Deutschland rüstet sich für den Cyberkrieg: Neue Befugnisse für Sicherheitsbehörden
Die Bundesregierung plant eine deutliche Ausweitung der Befugnisse deutscher Sicherheitsbehörden im Kampf gegen Cyberangriffe. Ein Gesetzentwurf des Bundesinnenministeriums, der dem SPIEGEL vorliegt, sieht vor, dass Bundespolizei, Bundeskriminalamt (BKA) und das Bundesamt für Sicherheit in der Informationstechnik (BSI) Angriffe künftig nicht nur erkennen, sondern auch aktiv bekämpfen können.
Von der Erkennung zur aktiven Abwehr
Bisher waren die Möglichkeiten deutscher Behörden zur Cyberabwehr begrenzt. Das BKA durfte beispielsweise nur bei Terrorverdacht eingreifen und war in anderen Fällen auf Strafverfolgung beschränkt. BKA-Präsident Holger Münch hatte diese Einschränkungen bereits als "nicht mehr zeitgemäß" kritisiert.

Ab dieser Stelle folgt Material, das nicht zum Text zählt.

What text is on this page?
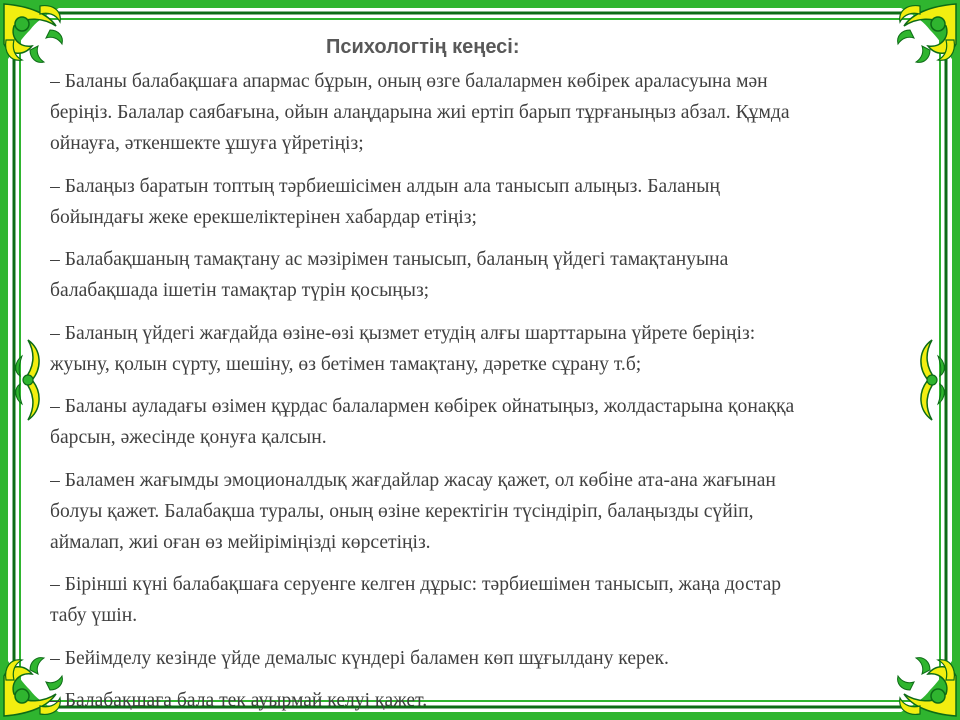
Психологтің кеңесі:

– Баланы балабақшаға апармас бұрын, оның өзге балалармен көбірек араласуына мән
беріңіз. Балалар саябағына, ойын алаңдарына жиі ертіп барып тұрғаныңыз абзал. Құмда
ойнауға, әткеншекте ұшуға үйретіңіз;

– Балаңыз баратын топтың тәрбиешісімен алдын ала танысып алыңыз. Баланың
бойындағы жеке ерекшеліктерінен хабардар етіңіз;

– Балабақшаның тамақтану ас мәзірімен танысып, баланың үйдегі тамақтануына
балабақшада ішетін тамақтар түрін қосыңыз;

– Баланың үйдегі жағдайда өзіне-өзі қызмет етудің алғы шарттарына үйрете беріңіз:
жуыну, қолын сүрту, шешіну, өз бетімен тамақтану, дәретке сұрану т.б;

– Баланы ауладағы өзімен құрдас балалармен көбірек ойнатыңыз, жолдастарына қонаққа
барсын, әжесінде қонуға қалсын.

– Баламен жағымды эмоционалдық жағдайлар жасау қажет, ол көбіне ата-ана жағынан
болуы қажет. Балабақша туралы, оның өзіне керектігін түсіндіріп, балаңызды сүйіп,
аймалап, жиі оған өз мейіріміңізді көрсетіңіз.

– Бірінші күні балабақшаға серуенге келген дұрыс: тәрбиешімен танысып, жаңа достар
табу үшін.

– Бейімделу кезінде үйде демалыс күндері баламен көп шұғылдану керек.

– Балабақшаға бала тек ауырмай келуі қажет.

Der neue Gesetzentwurf ändert dies grundlegend. Das Bundespolizeigesetz soll um einen Paragrafen ergänzt werden, der "besondere Abwehrmaßnahmen" erlaubt. Konkret bedeutet dies:
- Datenverkehr umleiten oder blockieren
- IT-Systeme stilllegen
- In schweren Fällen Daten löschen oder verändern
- Betrieb von IT-Systemen untersagen
Richterliche Kontrolle und Ausnahmen
Für solche Eingriffe ist grundsätzlich eine richterliche Anordnung erforderlich. Allerdings sieht der Entwurf eine Ausnahme vor: Bei akuter Gefahr kann die Genehmigung bis zu drei Tage nach der Maßnahme eingeholt werden. Betroffene müssen von den Eingriffen nicht informiert werden, wenn die öffentliche Sicherheit, sensible Einrichtungen, wichtige IT-Systeme oder Leib und Leben von Menschen gefährdet sind.
Erweiterte Befugnisse für alle Sicherheitsbehörden
Nicht nur die Bundespolizei erhält neue Kompetenzen. Das BKA soll vergleichbare Befugnisse erhalten und zusätzlich die Zusammenarbeit mit ausländischen Sicherheitsbehörden koordinieren. Außerdem bekommt das BKA eine Zuständigkeit für die Gefahrenabwehr bei Cyberangriffen mit außen- oder sicherheitspolitischer Bedeutung.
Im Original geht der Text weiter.